Faut-il se limiter au cadrage des quatre thèmes proposés (transition écologique, fiscalité, organisation de l’État, débat démocratique et citoyenneté) ? On peut faire coexister dans le débat un « in » et un « off », un espace très cadré autour des thèmes avancés, et un autre plus éclaté autour de thématiques diverses. Mais on peut aussi considérer que la démocratie participative peut faire émerger des questions, des thématiques, portées par un très grand nombre de citoyens. Je me méfie un peu de ce dernier aspect quand je vois la capacité d’instrumentalisation de certains mouvements citoyens capables de faire nombre – comme sur la plateforme du Conseil économique, social et environnemental (CESE) avec l’abolition du mariage pour tous, par exemple. Tout dépend du niveau de mobilisation générale sur ce grand débat. S’il est élevé, il y a peu de possibilités d’instrumentalisation par un groupe de citoyens qui souhaiteraient s’emparer de l’agenda.

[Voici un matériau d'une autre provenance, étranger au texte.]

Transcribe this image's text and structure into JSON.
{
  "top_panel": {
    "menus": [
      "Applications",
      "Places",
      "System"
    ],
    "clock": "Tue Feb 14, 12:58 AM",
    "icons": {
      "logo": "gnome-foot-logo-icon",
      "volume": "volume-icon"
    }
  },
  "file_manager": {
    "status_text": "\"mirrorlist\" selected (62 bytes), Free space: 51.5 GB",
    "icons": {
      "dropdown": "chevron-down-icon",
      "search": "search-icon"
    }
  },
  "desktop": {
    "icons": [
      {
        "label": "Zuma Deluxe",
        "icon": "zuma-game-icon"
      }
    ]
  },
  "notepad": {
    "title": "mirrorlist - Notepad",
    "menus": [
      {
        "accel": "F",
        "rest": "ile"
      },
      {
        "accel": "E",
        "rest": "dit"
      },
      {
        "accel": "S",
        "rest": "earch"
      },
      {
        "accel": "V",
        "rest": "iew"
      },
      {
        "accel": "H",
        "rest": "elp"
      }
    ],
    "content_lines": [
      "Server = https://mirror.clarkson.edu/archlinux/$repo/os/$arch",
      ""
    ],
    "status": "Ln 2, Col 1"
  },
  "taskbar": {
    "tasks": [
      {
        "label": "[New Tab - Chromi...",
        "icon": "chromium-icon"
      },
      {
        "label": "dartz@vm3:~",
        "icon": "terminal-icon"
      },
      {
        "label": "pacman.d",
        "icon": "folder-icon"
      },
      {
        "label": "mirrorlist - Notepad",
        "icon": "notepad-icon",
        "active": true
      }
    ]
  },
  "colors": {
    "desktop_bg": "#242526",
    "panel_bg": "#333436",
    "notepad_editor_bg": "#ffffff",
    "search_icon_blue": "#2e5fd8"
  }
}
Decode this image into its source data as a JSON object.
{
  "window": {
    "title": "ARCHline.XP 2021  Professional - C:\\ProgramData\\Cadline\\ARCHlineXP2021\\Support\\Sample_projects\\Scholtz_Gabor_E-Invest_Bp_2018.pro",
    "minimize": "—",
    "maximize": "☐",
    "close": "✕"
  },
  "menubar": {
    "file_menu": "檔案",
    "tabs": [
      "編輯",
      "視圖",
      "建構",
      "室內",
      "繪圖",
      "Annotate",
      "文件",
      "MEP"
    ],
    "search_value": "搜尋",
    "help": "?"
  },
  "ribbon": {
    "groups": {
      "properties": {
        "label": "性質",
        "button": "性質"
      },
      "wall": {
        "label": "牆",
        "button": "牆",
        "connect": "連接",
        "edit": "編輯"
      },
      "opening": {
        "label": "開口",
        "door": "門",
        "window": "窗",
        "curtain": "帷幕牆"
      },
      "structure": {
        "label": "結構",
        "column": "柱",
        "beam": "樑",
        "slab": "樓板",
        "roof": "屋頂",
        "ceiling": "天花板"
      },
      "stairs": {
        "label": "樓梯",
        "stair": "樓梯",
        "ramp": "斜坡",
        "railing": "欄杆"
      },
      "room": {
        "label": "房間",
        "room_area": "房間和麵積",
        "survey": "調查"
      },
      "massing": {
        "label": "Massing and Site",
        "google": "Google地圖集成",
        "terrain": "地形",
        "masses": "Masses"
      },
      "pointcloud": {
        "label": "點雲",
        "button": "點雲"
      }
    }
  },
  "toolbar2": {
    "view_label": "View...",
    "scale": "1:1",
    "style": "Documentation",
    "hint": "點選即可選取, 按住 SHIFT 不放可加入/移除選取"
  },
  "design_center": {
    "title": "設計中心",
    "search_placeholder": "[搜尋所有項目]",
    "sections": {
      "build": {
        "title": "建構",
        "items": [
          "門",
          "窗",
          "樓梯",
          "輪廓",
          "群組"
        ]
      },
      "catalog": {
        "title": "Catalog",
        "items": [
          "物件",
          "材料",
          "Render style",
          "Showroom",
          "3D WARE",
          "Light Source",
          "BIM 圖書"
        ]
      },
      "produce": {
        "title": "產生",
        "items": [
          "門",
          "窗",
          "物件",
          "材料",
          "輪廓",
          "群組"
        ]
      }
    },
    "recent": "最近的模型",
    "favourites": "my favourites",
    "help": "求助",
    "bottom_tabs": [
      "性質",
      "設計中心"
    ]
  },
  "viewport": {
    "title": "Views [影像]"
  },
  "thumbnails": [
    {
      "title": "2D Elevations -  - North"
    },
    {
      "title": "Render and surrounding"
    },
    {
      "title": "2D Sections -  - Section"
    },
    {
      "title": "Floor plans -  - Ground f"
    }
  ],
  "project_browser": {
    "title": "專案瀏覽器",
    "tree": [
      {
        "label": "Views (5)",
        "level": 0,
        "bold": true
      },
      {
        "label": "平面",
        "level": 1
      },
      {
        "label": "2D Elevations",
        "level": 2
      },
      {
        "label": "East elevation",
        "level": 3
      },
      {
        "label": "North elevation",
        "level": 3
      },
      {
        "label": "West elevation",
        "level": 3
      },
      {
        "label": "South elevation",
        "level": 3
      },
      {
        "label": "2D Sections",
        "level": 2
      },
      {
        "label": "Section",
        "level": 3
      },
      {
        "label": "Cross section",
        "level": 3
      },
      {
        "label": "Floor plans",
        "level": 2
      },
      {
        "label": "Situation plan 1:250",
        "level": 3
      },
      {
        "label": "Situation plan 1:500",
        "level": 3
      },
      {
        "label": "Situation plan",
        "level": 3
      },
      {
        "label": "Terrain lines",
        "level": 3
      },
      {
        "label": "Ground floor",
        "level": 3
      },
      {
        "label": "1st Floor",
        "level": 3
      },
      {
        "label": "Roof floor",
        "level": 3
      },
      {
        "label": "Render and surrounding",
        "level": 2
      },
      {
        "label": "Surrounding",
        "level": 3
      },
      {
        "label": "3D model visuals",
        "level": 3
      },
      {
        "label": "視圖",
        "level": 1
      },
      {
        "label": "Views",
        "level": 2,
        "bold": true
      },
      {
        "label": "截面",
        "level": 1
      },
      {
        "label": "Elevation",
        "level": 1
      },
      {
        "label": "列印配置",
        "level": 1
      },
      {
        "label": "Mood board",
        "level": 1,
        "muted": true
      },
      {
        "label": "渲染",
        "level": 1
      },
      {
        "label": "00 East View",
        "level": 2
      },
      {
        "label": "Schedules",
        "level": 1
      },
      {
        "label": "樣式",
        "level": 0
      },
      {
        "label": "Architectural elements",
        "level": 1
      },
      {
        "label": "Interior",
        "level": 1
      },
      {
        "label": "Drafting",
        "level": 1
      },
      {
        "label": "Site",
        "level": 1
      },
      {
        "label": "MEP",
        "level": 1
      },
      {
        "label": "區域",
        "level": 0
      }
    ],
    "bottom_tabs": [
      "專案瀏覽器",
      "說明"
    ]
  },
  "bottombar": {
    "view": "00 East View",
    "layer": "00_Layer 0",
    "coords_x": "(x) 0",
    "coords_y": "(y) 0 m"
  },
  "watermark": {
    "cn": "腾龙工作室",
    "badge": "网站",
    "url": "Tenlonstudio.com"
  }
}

Quand bien même ce grand débat serait un succès, cela ne nous épargnerait pas d’envisager des réformes beaucoup plus structurelles de nos institutions. Je pense qu’on peut réfléchir par exemple à de meilleures manières de voter, comme le vote par jugement majoritaire : on donne une appréciation sur tous les candidats, et celui qui a le jugement médian le plus élevé est élu. C’est une façon d’abandonner les votes stratégiques, qui ne reflètent pas toujours la volonté réelle des électeurs, et ainsi de produire davantage de légitimité. Car la brutalité du scrutin actuel fait que le président ne peut vraiment se prévaloir que du soutien des 18 % des électeurs inscrits qui ont voté pour lui au premier tour. Il faudrait donc réformer les institutions, en créer de nouvelles. Et surtout s’assurer d’un profond changement de notre modèle éducatif, qui veillerait à ne plus produire des élites arrogantes, formées à des savoirs abstraits, détachés de l’expérience, qui finissent par croire qu’elles peuvent gouverner sans l’appui des autres. Des gens à qui on n’a jamais appris l’empathie, la coopération, mais plutôt la concurrence, la compétition. Si nous souhaitons une démocratie apaisée, nous devons, dans l’ensemble de la société, développer les émotions démocratiques, des formes de vie démocratiques.